Voici quelques photos du travail effectué en classe, la reproduction d’empreintes de feuilles en céramique, qui ont ensuité été émaillées (mais vous ne le verrez pas sur les photos 😉 )

 

Voici enfin comment nous avons disposé cette guirlande dans le Canadier, pour qu’elle y trouve toute sa place, de manière « naturelle »…

Les objets du souvenir

Elia, Emy, Camille, Gabriel et Robin ont proposé de retrouver des objets qu’auraient pu posséder les résistants du Canadier.

Ils rappellent les vies fauchées par cette fusillade et les actions menées par ces résistants. Il est d’ailleurs important de disposer ces objets en tas, comme un tas de pierres tombées de cette maison détruite…

Ce projet en céramique représente aussi des moments clés pour un résistant. Un pistolet pour rappeler la guerre, une horloge pour rappeler le temps qui passe et , pour finir, nous avons fabriqué une boite de conserve pour rappeler les conditions de vie qui étaient vraiment dures. Ils ont crée ces objets avec de la céramique, puis Clara Lopez (artiste céramiste) les a fait cuire. Les élèves en ont ensuite emmaillé certains : le pistolet, et l’horloge (juste les aiguilles).

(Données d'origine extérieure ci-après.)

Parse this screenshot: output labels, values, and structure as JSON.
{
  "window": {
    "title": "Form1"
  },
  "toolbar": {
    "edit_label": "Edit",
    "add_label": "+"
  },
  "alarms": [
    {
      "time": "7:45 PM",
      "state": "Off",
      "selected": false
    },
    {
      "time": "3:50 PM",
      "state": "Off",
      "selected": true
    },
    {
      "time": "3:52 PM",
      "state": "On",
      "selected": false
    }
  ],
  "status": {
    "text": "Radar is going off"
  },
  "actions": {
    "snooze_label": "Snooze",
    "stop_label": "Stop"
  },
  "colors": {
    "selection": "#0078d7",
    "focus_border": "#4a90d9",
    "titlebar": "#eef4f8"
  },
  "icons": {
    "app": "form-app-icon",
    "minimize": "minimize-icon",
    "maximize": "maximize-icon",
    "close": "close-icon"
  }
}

Les objets ont finalement été disposés dans le Canadier, près d’une porte, comme oubliés sur place…

Le pistolet dans les herbes et la végétation, l’horloge  près d’un mur,  sur laquelle les élèves ont indiqué l’heure 5h10, car c’est approximativement l’heure où les résistants on était attaqués… Enfin, la boîte de conserve reste devant une porte, à l’abandon.

Colombe résistante

Camille, Elodie, Marina, Oriane, Torkya et Gwenaël ont également travaillé autour du thème de l’arbre de la liberté.

La paix est aussi importante à signifier pour ce groupe. C’est pourquoi ils ont eu l’idée de suspendre une colombe aux branches de cet arbre.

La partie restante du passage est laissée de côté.